Я тогда сказала, душа моя, дома не бывает, это всё выдумка женщин – сказала, вскинув лёгкие виртуальные ручки ему на плечи, я становлюсь ужасно нахальной, когда лишаюсь тела. Давно хочу положить ладонь сюда, на затылок, потому что здесь столько усталости, сказала я, или нет, конечно, не сказала, это уже как-то совсем жалко, уже и не панталоны, а лифчик с пуш-апом. Такое можно только настоящим живым, если разрешат, иначе получается, как в Песне Песней: левая моя рука на шее у него, чуть выше линии роста волос, а правой я медленно-медленно достаю кошелёк из кармана его, и потолки над нами – кипарисы.
И сразу, прочирикав голубиную глупость, я поняла, что так оно и есть; что бездомность – это естественное состояние человеческого вещества, но женщины лгут, создавая иллюзию дома, чтобы мужчинам было куда возвращаться.
Чтобы они приходили, устраиваем мы гнёзда – со свечами ли, с пирожками; с пушистыми халатами или с чулками на резинке (может ли быть что-нибудь глупее? – может. Не вить гнёзд). С большими кроватями и матрасами на полу; с тёплой лампой в углу и бумажным фонарём на стене; с любовью, ладонями на затылке, с чашками, метко пущенными в стену, туда, где всё равно уже пятно; с тумбочкой для денег и вечным ремонтом, с субботними цветами и вечерними котлетами.

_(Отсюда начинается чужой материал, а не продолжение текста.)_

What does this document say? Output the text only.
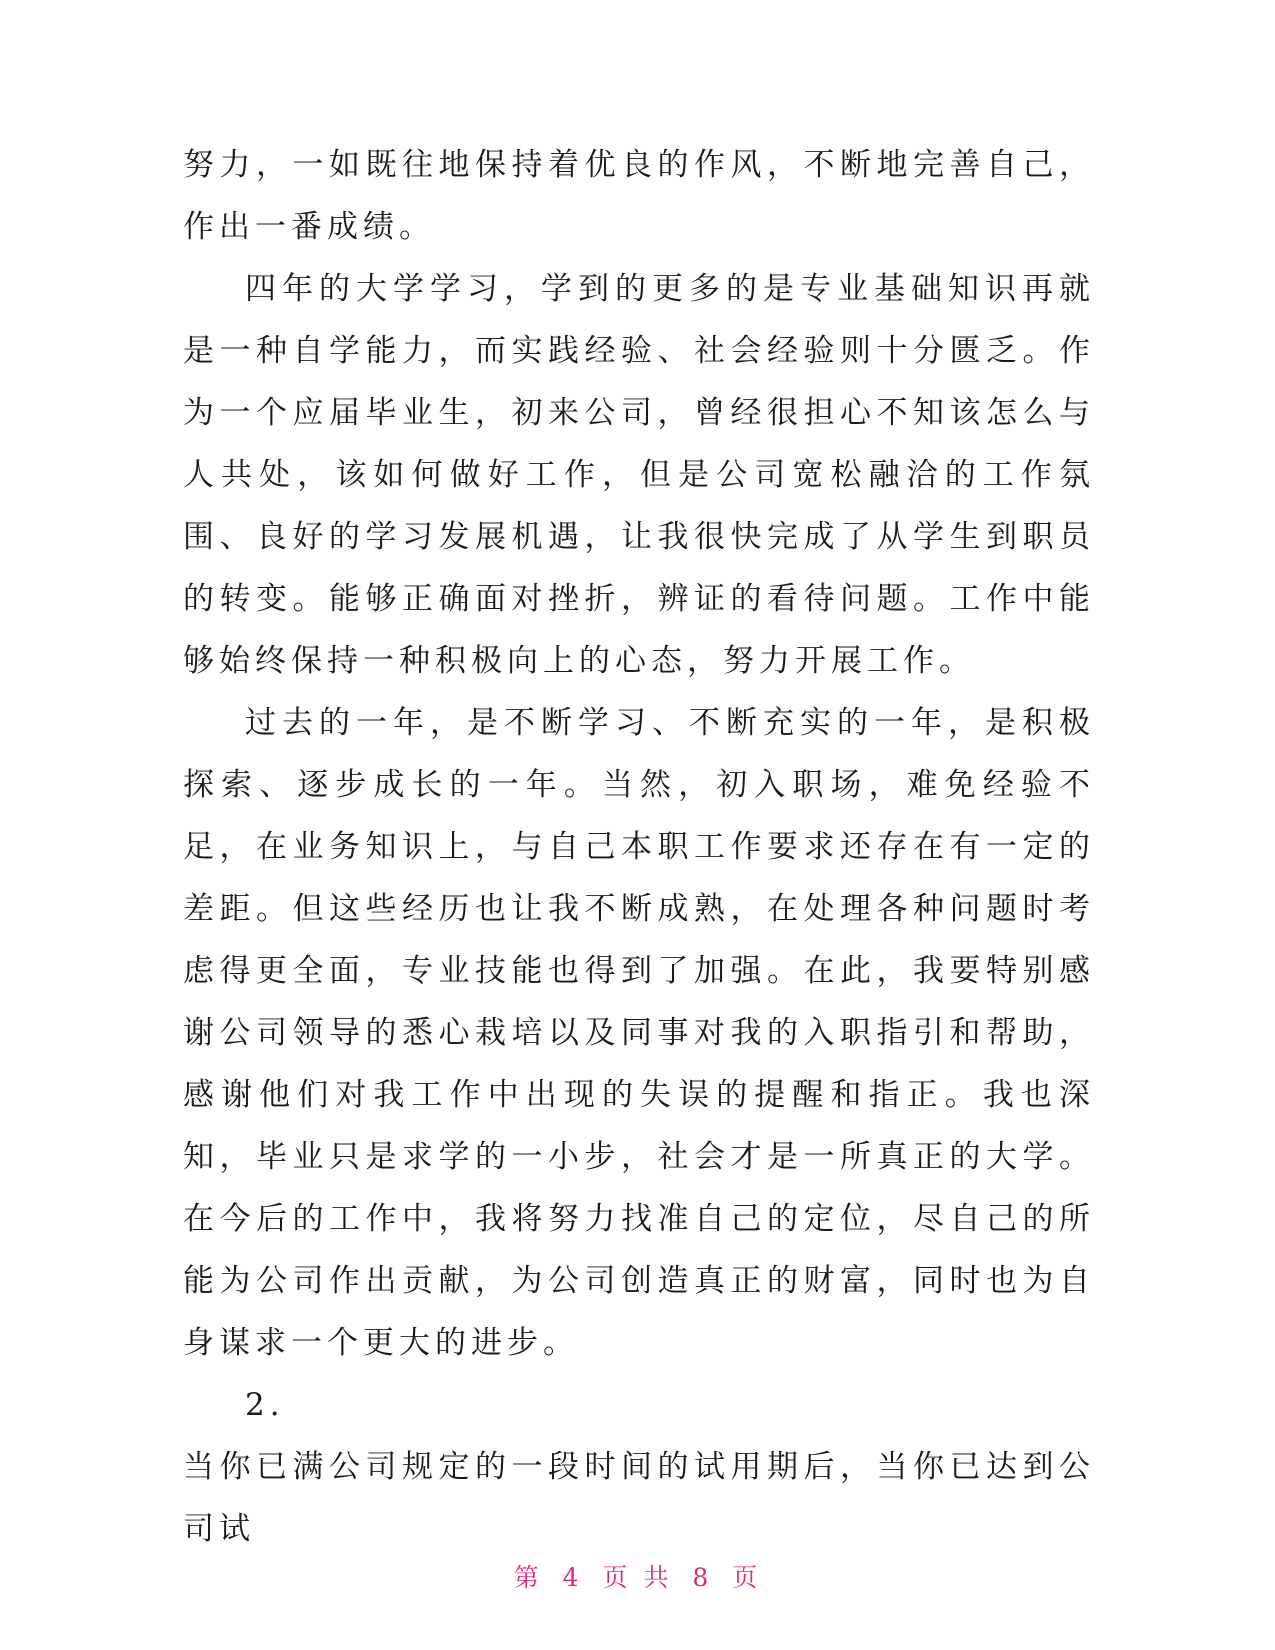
努力，一如既往地保持着优良的作风，不断地完善自己，作出一番成绩。

四年的大学学习，学到的更多的是专业基础知识再就是一种自学能力，而实践经验、社会经验则十分匮乏。作为一个应届毕业生，初来公司，曾经很担心不知该怎么与人共处，该如何做好工作，但是公司宽松融洽的工作氛围、良好的学习发展机遇，让我很快完成了从学生到职员的转变。能够正确面对挫折，辨证的看待问题。工作中能够始终保持一种积极向上的心态，努力开展工作。

过去的一年，是不断学习、不断充实的一年，是积极探索、逐步成长的一年。当然，初入职场，难免经验不足，在业务知识上，与自己本职工作要求还存在有一定的差距。但这些经历也让我不断成熟，在处理各种问题时考虑得更全面，专业技能也得到了加强。在此，我要特别感谢公司领导的悉心栽培以及同事对我的入职指引和帮助，感谢他们对我工作中出现的失误的提醒和指正。我也深知，毕业只是求学的一小步，社会才是一所真正的大学。在今后的工作中，我将努力找准自己的定位，尽自己的所能为公司作出贡献，为公司创造真正的财富，同时也为自身谋求一个更大的进步。

2.

当你已满公司规定的一段时间的试用期后，当你已达到公司试

第 4 页 共 8 页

Но дома эти – на льдине, плывущей в теплеющем течении, и пусть он лучше смотрит ковёр или телевизор, чем вглядывается в сизую толщу вод; про глубину и конечность стоит помнить только нам. Только женщина точно знает, откуда берутся новые люди и куда они потом уходят; ноль мистической одарённости и сплошная физиология, никаких иллюзий об отсроченной старости и жизни вечной, поэтому ложе у нас – зелень, и крыши домов наших – менты, а не кедры.

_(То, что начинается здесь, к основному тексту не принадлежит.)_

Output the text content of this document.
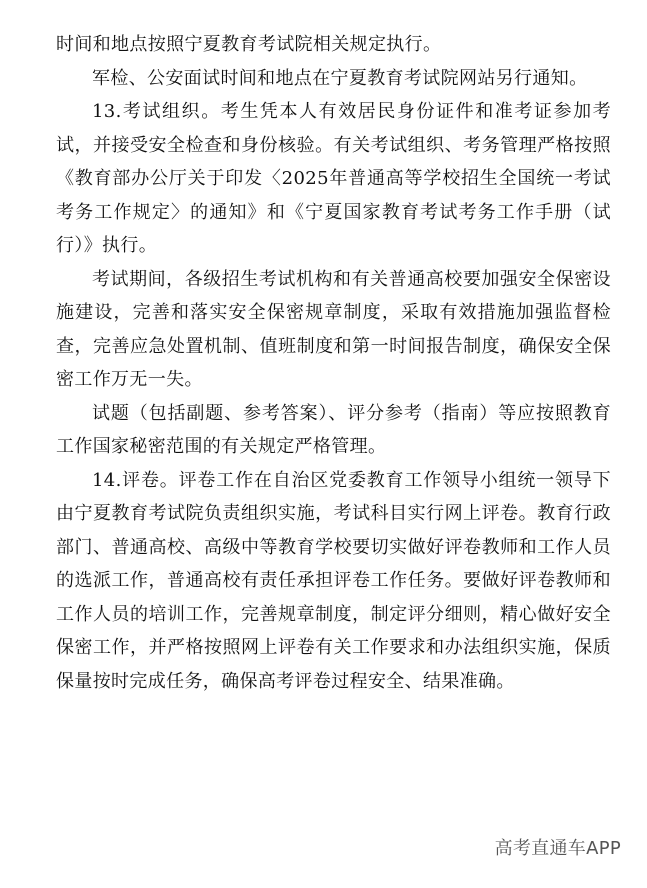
时间和地点按照宁夏教育考试院相关规定执行。

军检、公安面试时间和地点在宁夏教育考试院网站另行通知。

13.考试组织。考生凭本人有效居民身份证件和准考证参加考试，并接受安全检查和身份核验。有关考试组织、考务管理严格按照《教育部办公厅关于印发〈2025年普通高等学校招生全国统一考试考务工作规定〉的通知》和《宁夏国家教育考试考务工作手册（试行）》执行。

考试期间，各级招生考试机构和有关普通高校要加强安全保密设施建设，完善和落实安全保密规章制度，采取有效措施加强监督检查，完善应急处置机制、值班制度和第一时间报告制度，确保安全保密工作万无一失。

试题（包括副题、参考答案）、评分参考（指南）等应按照教育工作国家秘密范围的有关规定严格管理。

14.评卷。评卷工作在自治区党委教育工作领导小组统一领导下由宁夏教育考试院负责组织实施，考试科目实行网上评卷。教育行政部门、普通高校、高级中等教育学校要切实做好评卷教师和工作人员的选派工作，普通高校有责任承担评卷工作任务。要做好评卷教师和工作人员的培训工作，完善规章制度，制定评分细则，精心做好安全保密工作，并严格按照网上评卷有关工作要求和办法组织实施，保质保量按时完成任务，确保高考评卷过程安全、结果准确。

高考直通车APP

А если мужчина всё-таки бездомен, то значит у его женщины плохая магия или вовсе нет женщины, – но это не катастрофа совсем, не беда и не личная его трагедия. Это он просто догадался.
И ещё подумала я, что уж если женщина бездомна, то она пропала. Потому что её-то обмануть некому.
Женщины без роду-племени легко вычисляются по тому, как, рассказывая о путешествиях, они говорят о своём зеленщике, у которого всегда берут корзинку клубники, о любимом кафе, где обычно завтракают, и называют имя бармена, делающего самый правильный лонг-айлэнд на побережье – даже если их жизни в том городе была всего неделя. Они мгновенно и, кажется, несколько нервно обзаводятся постоянными местами и короткоживущими привычками, и не из жадности присвоить как можно больше чужого хорошего, а от желания стабильности, которая отсутствует в их настоящем быте. У такой женщины чаще всего нет подлинной семьи и дома, зато очень много ответственности.
Помня об этом, я не спрашиваю, как зовут продавца сыра, который раз в три дня продаёт мне камамбер из коровьего молока и кусочек чего-нибудь ещё на его вкус. Он такой же «мой», как эта белая квартира с четырёхметровыми потолками, как определённый камень волнореза на Буграшов-бич, на котором, я знаю, ловится нитевидный пляжный вайфай, как местный мальчик или кот, временно назначенный на позицию друга. Все они могут сколько угодно убеждать меня в своей неизменности: запахами, теплом, словами или пушистостью, – но я всё время вижу это пространственное искривление, такую прозрачную гибкую плоскость, на которой существую я, не встроенная в их естественную жизнь. Можно играть, что я Серебряный Сёрфер, Silver Surfer, инопланетянин и супермен, который скользит, а можно назвать это не пришей кобыле хвост, неважно.